By Dominic Omondi | February 7th 2016
James Mwangi with young Dennis Ongechi

There is one conspicuous man trudging through the streets of Mukuru Kwa Njenga. His well-pressed suit and healthy frame marks him out as a stranger in an environment that is pervaded by filth and poverty. But don’t be fooled. The CEO of Equity Bank James Mwangi insists he is at home.

Mwangi is in the company of Canada’s High Commissioner to Kenya David Angell. They are here for a life-changing visit to some students whose families are too poor to afford school fees in Mukuru and Sinai slums in Nairobi’s Industrial area.

One of those to be visited is Dennis Ongechi, 14, an orphan who lost his parents during the Sinai fire tragedy in 2004 and now lives with his ageing grandmother. “It hurts me when I see bright, young Kenyans drop out of school for lack of school fees. This should not be allowed to happen. We have to fight to give these children a chance in life,” says Mwangi.

As a child, a barefoot Mwangi divided his time between Nyagatugu Primary School in Kangema and selling fruits and vegetables to supplement his family’s income. He still calls himself a villager and is obsessed with the idea of giving people who share a background similar to his, a lifeline. Ongechi’s grandmother, Teresia Nyambura, says he went through a tough life in Sinai.

Ongechi sat the Kenya Certificate of Primary Education (KCPE) exams last year and scored 364 marks. He is set to join Aquinas Boys Secondary after he was awarded a scholarship under Equity Bank’s Wings to Fly programme. The programme does not terminate after secondary school education, but continues to university. Exceptional students join the Equity Leadership Programme (ELP), which sponsors ‘A’ students to top universities around the world.

Mwangi has invested more as a reflection of his personal fascinations. Besides the involvement of the bank and partners like Mastercard Foundation and British development agency, DFID, he has invested a personal fortune, but declines to give figures. It is however on record that in 2013, he gave a personal contribution of Sh100 million for the construction of an innovation centre at Meru University, where he is also the Chancellor.

Some 2,673 students have so far benefited from the Wings to Fly initiative.

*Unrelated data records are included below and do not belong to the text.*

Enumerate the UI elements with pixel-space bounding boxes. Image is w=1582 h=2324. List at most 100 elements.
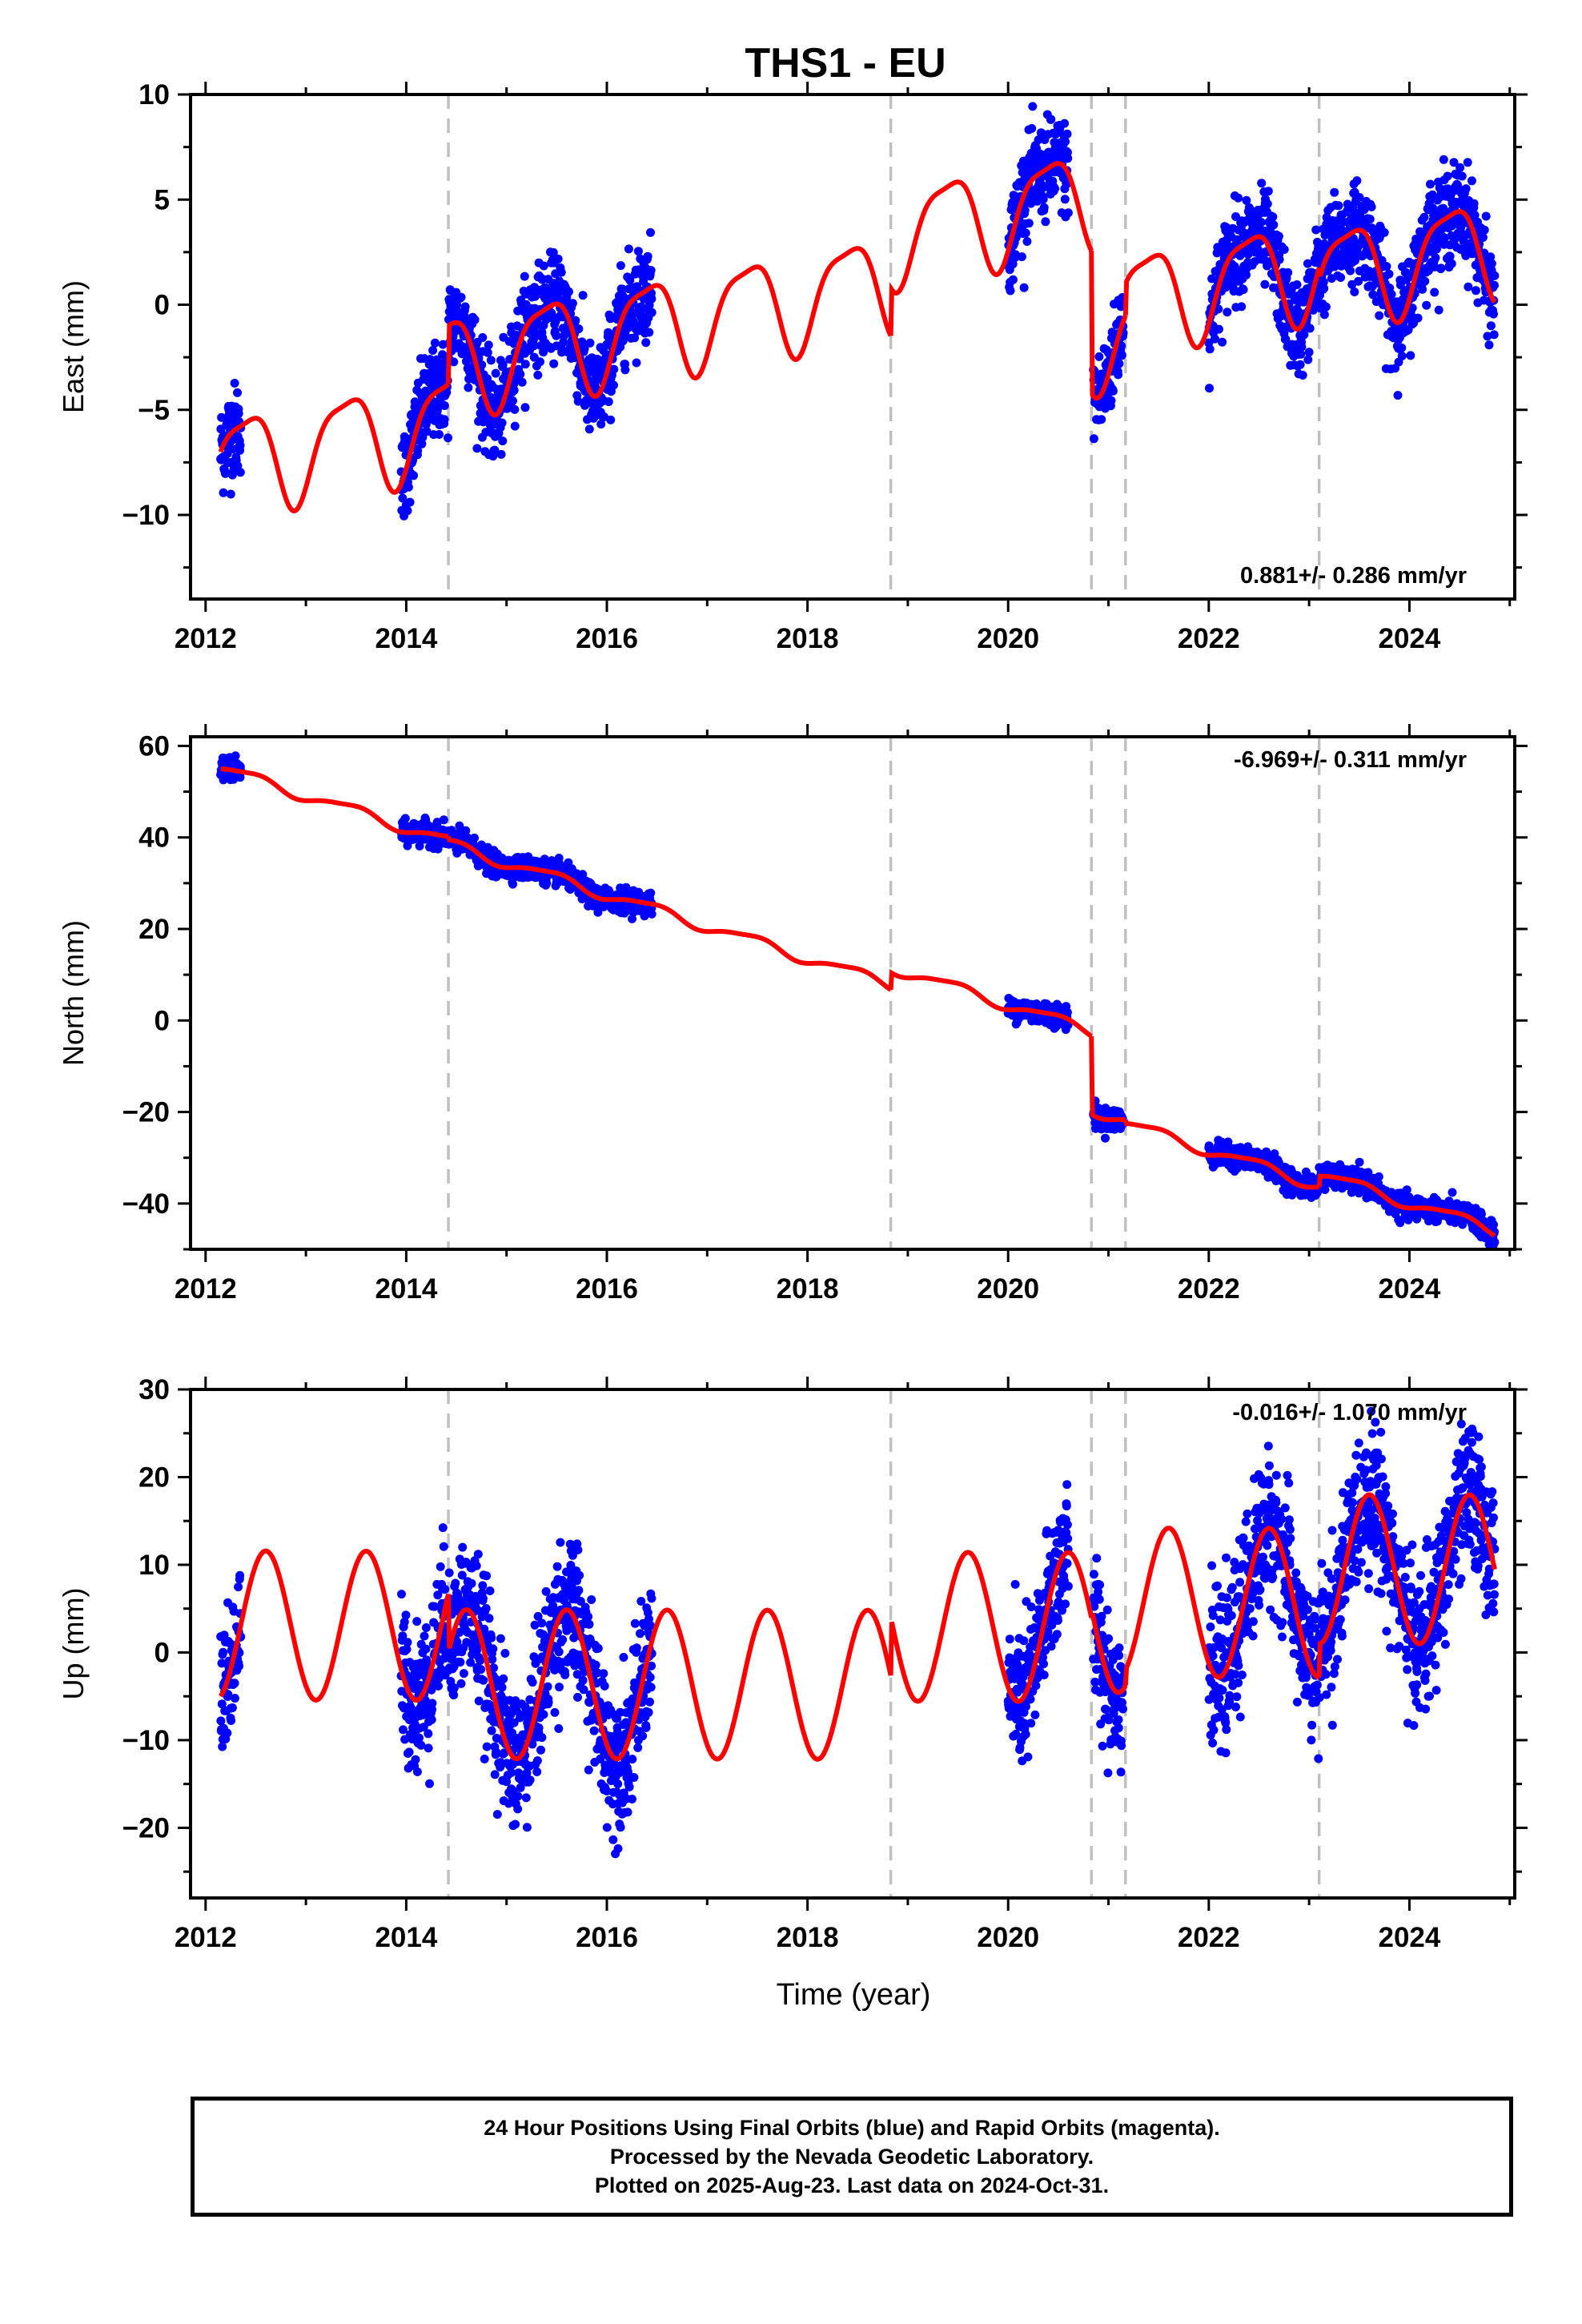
data-point-1508 <box>1256 218 1266 227</box>
data-point-1118 <box>1039 203 1049 212</box>
data-point-43 <box>227 1703 237 1712</box>
data-point-1738 <box>1319 310 1329 320</box>
data-point-480 <box>508 396 517 405</box>
data-point-1279 <box>1108 386 1118 396</box>
x-tick-label: 2016 <box>576 623 638 654</box>
model-line-2 <box>888 969 1093 1039</box>
y-tick-label: −10 <box>122 500 170 531</box>
data-point-2138 <box>1430 287 1439 297</box>
data-point-801 <box>596 420 606 429</box>
data-point-418 <box>491 368 500 378</box>
data-point-13 <box>219 1630 229 1640</box>
data-point-2326 <box>1481 211 1491 221</box>
y-tick-label: 20 <box>139 914 170 945</box>
data-point-101 <box>404 482 413 492</box>
data-point-179 <box>425 355 435 364</box>
data-point-1861 <box>1354 276 1363 286</box>
data-point-443 <box>498 436 508 446</box>
data-point-75 <box>397 1590 406 1599</box>
x-tick-label: 2020 <box>977 1273 1039 1305</box>
y-tick-label: 0 <box>155 1005 170 1036</box>
data-point-1013 <box>1010 250 1020 259</box>
data-point-292 <box>456 292 466 302</box>
data-point-2331 <box>1483 332 1492 341</box>
data-point-873 <box>616 261 625 271</box>
data-point-212 <box>435 430 444 439</box>
data-point-986 <box>647 308 656 317</box>
data-point-64 <box>234 1582 243 1592</box>
data-point-2289 <box>1472 286 1480 296</box>
data-point-571 <box>533 370 543 380</box>
data-point-1436 <box>1237 302 1247 312</box>
data-point-507 <box>516 369 525 379</box>
data-point-847 <box>609 380 618 390</box>
x-tick-label: 2022 <box>1178 623 1240 654</box>
data-point-971 <box>643 251 652 261</box>
data-point-1797 <box>1336 273 1346 282</box>
data-point-2005 <box>1393 391 1403 400</box>
data-point-2353 <box>1489 309 1498 319</box>
data-point-1076 <box>1028 102 1038 111</box>
data-point-27 <box>223 1690 233 1699</box>
data-point-1904 <box>1365 215 1375 224</box>
x-tick-label: 2016 <box>576 1273 638 1305</box>
data-point-1056 <box>1022 237 1032 246</box>
data-point-488 <box>510 421 520 431</box>
data-point-2231 <box>1456 163 1465 172</box>
y-tick-label: 5 <box>155 184 170 215</box>
data-point-1005 <box>1008 275 1018 284</box>
data-point-79 <box>398 493 408 503</box>
model-line-2 <box>888 161 1094 336</box>
data-point-1206 <box>1063 208 1073 218</box>
data-point-1936 <box>1374 1172 1383 1181</box>
data-point-1250 <box>1101 1133 1110 1143</box>
data-point-1937 <box>1375 311 1384 320</box>
data-point-2342 <box>1486 252 1496 262</box>
data-point-2142 <box>1431 253 1440 263</box>
data-point-1964 <box>1382 262 1391 271</box>
data-point-1 <box>216 1716 226 1726</box>
data-point-1847 <box>1350 287 1359 296</box>
data-point-1366 <box>1218 337 1227 347</box>
data-point-1202 <box>1062 129 1072 139</box>
data-point-2058 <box>1407 304 1417 313</box>
model-line-1 <box>446 246 893 418</box>
data-point-1453 <box>1242 270 1251 279</box>
y-tick-label: 60 <box>139 730 170 762</box>
data-point-444 <box>498 360 508 369</box>
data-point-167 <box>422 427 432 436</box>
data-point-759 <box>584 424 594 434</box>
rate-label: 0.881+/- 0.286 mm/yr <box>1240 563 1467 589</box>
data-point-1707 <box>1311 225 1321 235</box>
data-point-2154 <box>1434 305 1443 315</box>
data-point-1297 <box>1114 370 1123 380</box>
data-point-2347 <box>1487 259 1496 268</box>
data-point-51 <box>230 1679 239 1688</box>
data-point-976 <box>644 328 654 337</box>
data-point-1982 <box>1387 290 1396 299</box>
data-point-1597 <box>1281 335 1291 344</box>
data-point-2175 <box>1439 233 1449 243</box>
data-point-4 <box>217 1659 227 1668</box>
data-point-1956 <box>1379 227 1389 237</box>
data-point-1865 <box>1355 1157 1364 1167</box>
data-points <box>216 1406 1500 1859</box>
data-point-914 <box>628 914 636 923</box>
data-point-1735 <box>1319 277 1328 287</box>
data-point-309 <box>461 826 471 835</box>
data-point-1553 <box>1269 220 1279 230</box>
data-point-1744 <box>1321 302 1331 312</box>
x-tick-label: 2024 <box>1378 623 1440 654</box>
model-line-0 <box>220 766 449 839</box>
data-point-734 <box>578 870 588 879</box>
data-point-1063 <box>1024 219 1034 228</box>
data-point-106 <box>405 497 415 507</box>
data-point-985 <box>647 294 656 304</box>
data-point-829 <box>604 397 613 407</box>
data-point-265 <box>449 357 459 367</box>
data-point-2274 <box>1467 176 1476 186</box>
data-point-66 <box>234 408 243 418</box>
data-point-2109 <box>1422 300 1431 310</box>
y-tick-label: −5 <box>138 395 170 426</box>
data-point-367 <box>477 360 487 370</box>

Mwangi says the additional 2,000 students to be inducted into the programme this year, will not only double the number of beneficiaries, but also give more opportunities to the underprivileged. During last week’s visit to the two slums, Mwangi and his team also visited the family of Japheth Onsare, who scored 414 marks in KCPE and is set to join Maseno School.

At Mukuru slums, the team also visited Cynthia Kerubo, 14, who sat KCPE last year and is set to join Moi Girls High School, Eldoret after she was awarded the scholarship.